Contre-Regards

par Michel SANTO

De belles “Rencontres Archéologiques de la Narbonnaise”, mais sous “capitalisées par les collectivités…

Salle des Synodes : Narbonne.

Marc Azéma, le réalisateur de la société Passé Simple* et archéologue lui-même, peut-être satisfait : ses Rencontres Archéologiques de la Narbonnaise ont en effet accueilli beaucoup de monde. Le programme de très grande qualité et la notoriété internationale des conférenciers invités, comme Jean Guilaine, Jean Paul Demoule, Jean Claude Golvin, notamment, ne pouvait qu’attirer les professionnels et les curieux de cet ensemble foisonnant d’activités peu ou prou liées à l’archéologie sous toutes ses formes.

C’est ainsi que se sont retrouvés dans ces « Rencontres »,   conservateurs de musées (Nîmes, Toulouse, Lattes…),  directeurs de revues nationales (Historia, Archéologie), l’INrap, des représentants d’Universités et de d’ Instituts de recherche (Montpellier, Perpignan, Cnrs) et écoles (guide conférencier, école 3D), le plus grand producteur français de documentaire… Bref ! des salles combles, des personnalités de rang international… et une promotion de Narbonne, de son passé, de sa richesse patrimoniale d’autant plus bienvenue que le musée régional NarboVia en sera bientôt le principal vecteur. Mais une manifestation portée à « bout de bras » par ses initiateurs (6 ans de galère !) et  financée modestement par les collectivités publiques. Alors que pour faire de ces « Rencontres », à Narbonne, et de manière durable, une référence nationale et internationale incontestée, comme d’autres villes l’on fait (Angoulême pour la BD ou Blois pour l’histoire, par exemple),  c’est un budget de 100 000€ qu’il faudrait établir. Un objectif loin d’être indécent quand on pense à l’annonce faite par madame Delga, au mois d’avril,  d’un « festival du film politique à Carcassonne », sorti tout droit de son chapeau, sans aucune logique économique ou culturelle et doté par elle d’une subvention de 100 000€ (pour un budget de 250 000€ ; et qui pose la question de savoir comment la Région, propriétaire du musée NarboVia, définit ses priorités dans l’affectation de ses ressources et le choix de ses investissements…  Parions toutefois qu’à l’avenir, un regard, disons plus professionnel, sera porté sur ces « Rencontres » de la Narbonnaise et que la Région leur permettra de franchir enfin un seuil de notoriété aux effets économiques et culturels bien plus conséquents  que ne le seront jamais ceux de « fictions politiques » dans la capitale de l’Aude…

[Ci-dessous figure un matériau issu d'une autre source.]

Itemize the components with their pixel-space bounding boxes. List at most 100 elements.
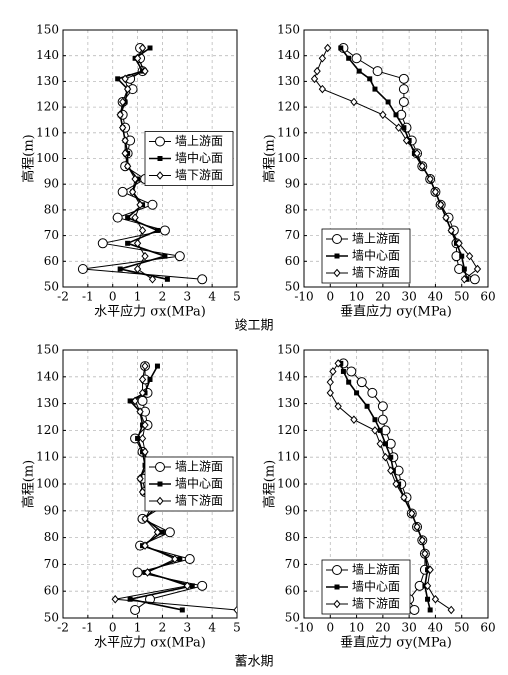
legend-label: 墙上游面 [352, 563, 400, 577]
marker [460, 275, 469, 284]
x-tick-label: 40 [428, 290, 443, 304]
y-axis-label: 高程(m) [262, 460, 278, 508]
marker [329, 367, 337, 376]
legend-label: 墙中心面 [352, 579, 400, 594]
marker [371, 426, 379, 435]
marker [127, 398, 133, 404]
y-tick-label: 120 [277, 100, 300, 114]
legend-marker [155, 462, 165, 472]
marker [117, 186, 128, 197]
legend-label: 墙下游面 [352, 597, 400, 611]
y-tick-label: 100 [36, 477, 59, 491]
marker [111, 594, 119, 604]
marker [131, 174, 139, 184]
y-tick-label: 130 [36, 74, 59, 88]
marker [402, 136, 411, 145]
x-tick-label: 2 [159, 621, 167, 635]
marker [137, 395, 148, 406]
marker [398, 84, 409, 95]
marker [469, 274, 480, 285]
y-tick-label: 50 [285, 280, 300, 294]
marker [141, 361, 149, 371]
legend-marker [334, 253, 340, 259]
marker [143, 568, 152, 577]
marker [164, 527, 175, 538]
marker [356, 377, 367, 388]
x-tick-label: 60 [480, 290, 495, 304]
marker [121, 149, 129, 158]
plot-frame [303, 349, 489, 619]
x-tick-label: 0 [109, 290, 117, 304]
plot-area [326, 358, 455, 615]
y-tick-label: 70 [44, 557, 59, 571]
marker [141, 514, 149, 524]
x-tick-label: 1 [134, 290, 142, 304]
marker [413, 149, 421, 158]
x-tick-label: -2 [57, 621, 69, 635]
y-tick-label: 110 [277, 450, 300, 464]
marker [382, 441, 388, 447]
marker [138, 226, 147, 235]
x-tick-label: 60 [480, 621, 495, 635]
marker [408, 509, 416, 518]
legend-label: 墙中心面 [352, 248, 400, 263]
y-tick-label: 90 [44, 177, 59, 191]
marker [136, 407, 144, 416]
y-tick-label: 50 [44, 280, 59, 294]
legend-marker [333, 268, 341, 278]
marker [141, 541, 149, 550]
y-tick-label: 120 [277, 423, 300, 437]
x-axis-label: 水平应力 σx(MPa) [94, 635, 206, 651]
y-tick-label: 60 [285, 254, 300, 268]
y-tick-label: 70 [285, 557, 300, 571]
x-tick-label: 0 [109, 621, 117, 635]
marker [183, 581, 191, 591]
marker [131, 396, 139, 406]
marker [447, 226, 455, 235]
marker [177, 556, 183, 562]
y-tick-label: 100 [277, 477, 300, 491]
legend-label: 墙下游面 [352, 266, 400, 280]
marker [138, 434, 147, 443]
marker [447, 605, 455, 615]
marker [135, 435, 141, 441]
legend-marker [155, 136, 165, 147]
x-tick-label: 0 [326, 621, 334, 635]
x-tick-label: 0 [326, 290, 334, 304]
marker [148, 275, 157, 284]
marker [233, 605, 237, 615]
x-tick-label: 2 [159, 290, 167, 304]
legend-label: 墙上游面 [175, 134, 223, 148]
marker [427, 607, 433, 613]
marker [346, 366, 357, 377]
marker [426, 174, 434, 184]
marker [318, 84, 327, 94]
marker [131, 213, 139, 222]
marker [121, 74, 129, 84]
marker [418, 536, 426, 545]
marker [147, 199, 158, 210]
marker [77, 264, 88, 275]
marker [125, 215, 131, 221]
y-axis-label: 高程(m) [21, 134, 37, 182]
marker [136, 474, 144, 483]
marker [338, 45, 344, 51]
marker [437, 200, 445, 210]
marker [379, 110, 387, 120]
x-tick-label: 10 [349, 621, 364, 635]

Cette société, sise à Narbonne, est spécialisée dans la valorisation et la diffusion du patrimoine, de l’archéologie et de la culture sous toutes ses formes. Elle bénéficie du savoir-faire de spécialistes (réalisateurs, archéologues, historiens et enseignants) et de partenaires spécialisés dans la conception d’images de synthèse (2D et 3D).